Assessment; Knowledge; Mental Illness; Kano


Mental disorders may affect one out of four people during their lives, affecting population despite their ages; cultural socioeconomic background. [1] These disorders include unipolar depressive disorders, bipolar affective disorders, schizophrenia, alcohol and drug use disorders, obsessive and compulsive disorders and panic disorders. [1,2] It is estimated that about 450 million people have mental disorders globally. [2] By the year 2020 neuropsychiatric conditions will account for 15% of disabilities worldwide. [2] The total economic burden of these diseases is enormous in terms of gross national product loss. [3] In Nigeria, as in the rest of the world these diseases are prevalent. In the Northern part of Nigeria one 3rd of patients were found to suffer from mental illnesses. [4] In Kano State- Nigeria, there is an overall improvement in delivery of mental health services to clients presenting with different mental illness conditions who, like any other health consumers, should lead a better quality of life. [5] A study showed that family attitudes towards mental illness were negative with regard to understanding of the nature of these diseases and its implications. [6] Caregiver’s satisfaction with mental health services is felt when there is mutual collaboration with the healthcare professionals providing care for their ill relatives. The responsibility of the care of mental health patients has been shifting from the hospital to the community. Families are a vital part of patient care, seventy-five percent of all patients discharged from psychiatric hospitals live with their families therefore families work in cooperation with mental health professionals in the care and treatment of people with mental illness. [6] At the same time, families are a valuable resource in the gathering of relevant patient-related information necessary for effective management. Furthermore, family participation in the treatment can lead to enhanced social functioning, less conflict and decreased episodes of hospital admission. [7]


There is a high prevalence rate of mental illness in Kano population especially within the young population. [8] It is estimated that at least 33% of all general medical patients have a diagnosable mental health problems and about 50- 60% of general hospital in-patients suffer from significant psychological dysfunction as a primary problem or secondary to a diagnosed medical illness in Kano. [8] Many of these families lack knowledge of mental health education and that create negative beliefs and attitude about mental illness and limit the optimal use of treatment services. According to our knowledge; there is no data about the family beliefs and attitudes about mental illness, their causes and best place for treatment in Kano. Therefore, this study was conducted to identify relatives’ beliefs and attitudes on mental illnesses and place for management or treating of these diseases.


Study design

This survey cross-sectional study was conducted from 5th June to 30th September 2016.


During the period of 5years, there were 656 admissions into the Dawanau Mental Health Hospital Kano. A sample of 266 respondents who were first- degree family members of patients diagnosed with mental illnesses and receiving treatment in Dawanau mental health hospital between within the 5years period and were 20 years and above were selected for the study using probability and non-probability techniques.

Study inclusion criteria

20 years old or above; being a first degree family member of a mental health patient diagnosed at least two years prior to the study and still receiving treatment; who were literate and gave voluntary informed consent to participate in the study.


The mental health hospital in Kano- Nigeria provides health services to the population living in Kano and the neighboring states. The hospital is open for 24 hours a day, 7 days a week. It has 25 beds and 8 wards with a number of nurses and doctors at work providing mental health services for in-patients and outpatients. The hospital is full with both new patients coming in and those coming for follow-up after discharge for a number of weeks or months. Information and counseling services are not well offered to families on a regular basis due to high level of patients in the hospital. Instead, information concerning illness and medications as provided by the relatives are more taken into consideration and provided.

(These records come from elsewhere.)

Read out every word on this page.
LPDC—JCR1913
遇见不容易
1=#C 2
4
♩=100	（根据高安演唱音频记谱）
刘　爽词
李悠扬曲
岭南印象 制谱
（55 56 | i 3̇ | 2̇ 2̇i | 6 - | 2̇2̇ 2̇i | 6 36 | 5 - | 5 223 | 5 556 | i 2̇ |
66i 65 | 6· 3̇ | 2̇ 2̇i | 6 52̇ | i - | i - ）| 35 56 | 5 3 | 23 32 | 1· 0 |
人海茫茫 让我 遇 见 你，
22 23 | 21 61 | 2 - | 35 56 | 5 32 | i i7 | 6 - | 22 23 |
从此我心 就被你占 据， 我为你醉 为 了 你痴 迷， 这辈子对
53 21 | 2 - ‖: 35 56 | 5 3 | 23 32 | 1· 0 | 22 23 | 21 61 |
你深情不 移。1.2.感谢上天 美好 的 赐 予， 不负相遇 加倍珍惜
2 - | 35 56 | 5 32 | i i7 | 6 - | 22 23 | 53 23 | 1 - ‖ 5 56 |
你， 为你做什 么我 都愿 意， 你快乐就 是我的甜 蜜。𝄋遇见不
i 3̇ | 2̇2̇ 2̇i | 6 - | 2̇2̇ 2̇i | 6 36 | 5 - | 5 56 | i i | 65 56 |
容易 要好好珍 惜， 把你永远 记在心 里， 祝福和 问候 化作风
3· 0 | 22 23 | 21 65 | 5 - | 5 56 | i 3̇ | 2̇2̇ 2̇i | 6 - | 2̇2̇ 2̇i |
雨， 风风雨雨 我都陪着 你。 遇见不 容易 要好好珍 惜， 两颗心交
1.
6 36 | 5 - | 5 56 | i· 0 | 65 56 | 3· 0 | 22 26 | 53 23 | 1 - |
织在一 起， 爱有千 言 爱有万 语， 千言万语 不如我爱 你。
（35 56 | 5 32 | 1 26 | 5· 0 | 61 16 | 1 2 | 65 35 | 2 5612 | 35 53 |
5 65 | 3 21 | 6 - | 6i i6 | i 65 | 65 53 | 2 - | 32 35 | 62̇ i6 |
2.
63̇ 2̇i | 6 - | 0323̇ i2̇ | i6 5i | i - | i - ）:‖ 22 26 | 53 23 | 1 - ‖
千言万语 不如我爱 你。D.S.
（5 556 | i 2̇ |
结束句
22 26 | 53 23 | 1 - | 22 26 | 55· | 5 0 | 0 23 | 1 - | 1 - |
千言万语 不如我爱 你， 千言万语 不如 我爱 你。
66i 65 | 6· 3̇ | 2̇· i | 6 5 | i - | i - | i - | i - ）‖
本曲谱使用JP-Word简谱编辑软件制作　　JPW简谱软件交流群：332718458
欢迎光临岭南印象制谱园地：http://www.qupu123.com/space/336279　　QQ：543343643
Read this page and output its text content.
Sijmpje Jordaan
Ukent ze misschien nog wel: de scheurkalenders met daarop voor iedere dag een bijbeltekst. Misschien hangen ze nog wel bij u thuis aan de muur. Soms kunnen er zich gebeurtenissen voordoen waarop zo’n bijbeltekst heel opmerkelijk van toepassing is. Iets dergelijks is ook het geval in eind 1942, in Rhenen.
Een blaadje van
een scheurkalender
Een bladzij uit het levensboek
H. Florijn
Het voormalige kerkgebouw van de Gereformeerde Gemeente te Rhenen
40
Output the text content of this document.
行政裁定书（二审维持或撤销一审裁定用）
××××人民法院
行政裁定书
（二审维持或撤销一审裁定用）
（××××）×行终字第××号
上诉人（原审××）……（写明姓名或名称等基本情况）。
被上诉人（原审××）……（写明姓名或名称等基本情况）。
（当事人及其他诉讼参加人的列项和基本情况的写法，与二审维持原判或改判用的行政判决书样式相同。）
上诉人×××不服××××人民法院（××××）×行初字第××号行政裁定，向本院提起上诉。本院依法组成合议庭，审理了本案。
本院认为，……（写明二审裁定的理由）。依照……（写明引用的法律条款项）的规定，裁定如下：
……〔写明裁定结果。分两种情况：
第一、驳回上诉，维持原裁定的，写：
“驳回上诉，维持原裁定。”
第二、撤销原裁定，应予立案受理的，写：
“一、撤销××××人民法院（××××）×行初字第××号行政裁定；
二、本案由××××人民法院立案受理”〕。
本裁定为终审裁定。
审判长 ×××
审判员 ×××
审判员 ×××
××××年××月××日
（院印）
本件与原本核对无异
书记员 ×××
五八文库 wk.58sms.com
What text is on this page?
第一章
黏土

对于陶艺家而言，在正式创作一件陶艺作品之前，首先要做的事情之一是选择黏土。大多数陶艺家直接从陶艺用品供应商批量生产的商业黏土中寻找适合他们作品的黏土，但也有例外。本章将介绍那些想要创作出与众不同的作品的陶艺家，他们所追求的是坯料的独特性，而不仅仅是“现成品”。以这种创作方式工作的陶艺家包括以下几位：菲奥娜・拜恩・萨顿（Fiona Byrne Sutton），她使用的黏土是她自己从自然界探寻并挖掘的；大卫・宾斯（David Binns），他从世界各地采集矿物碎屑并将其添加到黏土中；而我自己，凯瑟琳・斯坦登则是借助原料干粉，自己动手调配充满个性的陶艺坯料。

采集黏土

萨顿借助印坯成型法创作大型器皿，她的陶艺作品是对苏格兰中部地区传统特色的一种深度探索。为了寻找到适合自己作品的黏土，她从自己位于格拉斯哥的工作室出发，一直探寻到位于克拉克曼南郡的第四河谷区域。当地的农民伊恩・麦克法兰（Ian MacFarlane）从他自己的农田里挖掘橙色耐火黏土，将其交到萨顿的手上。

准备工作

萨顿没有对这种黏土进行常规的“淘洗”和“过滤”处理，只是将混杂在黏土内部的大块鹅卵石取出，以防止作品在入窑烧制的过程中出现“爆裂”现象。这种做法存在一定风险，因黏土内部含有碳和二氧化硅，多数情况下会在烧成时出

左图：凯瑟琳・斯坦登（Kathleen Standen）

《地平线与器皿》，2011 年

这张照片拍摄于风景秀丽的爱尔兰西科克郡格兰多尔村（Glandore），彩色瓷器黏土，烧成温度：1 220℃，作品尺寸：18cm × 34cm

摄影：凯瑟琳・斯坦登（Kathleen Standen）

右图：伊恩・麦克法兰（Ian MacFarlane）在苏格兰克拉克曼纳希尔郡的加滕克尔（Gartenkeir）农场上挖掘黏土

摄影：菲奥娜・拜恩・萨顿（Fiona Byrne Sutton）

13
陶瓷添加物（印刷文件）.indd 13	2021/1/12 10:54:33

Data collection instruments

A structured questionnaire guide for face to face interview and a FGD guide were used to collect the data, [9] The questionnaire assesses relatives of mental illness patient’s characteristics on causes and symptoms of mental health illnesses, beliefs and attitude concerning place for illness management and treatment. The questionnaire instrument for interview comprised 14 questions in 4 sections, while the FGD comprised of three groups as described in the literature. [10] The first section consisted of questions concerning demographic characteristics of the respondents, the second section was regarding knowledge of the illness, the third section was regarding respondent’s beliefs about mental illness, and the fourth section was respondent’s attitude towards place of treatment. Responses to the questions in the last three parts were recorded using 5- point-likert scale (Strongly agree, agree, neutral, disagree, and strongly disagree). In each of the section, both closed-ended and open-ended multiple-choice questions were used for the questionnaire. For the FGD, the assessment was on the disease knowledge, the different mental diseases, causes and symptoms and attitude towards care and place of treatment.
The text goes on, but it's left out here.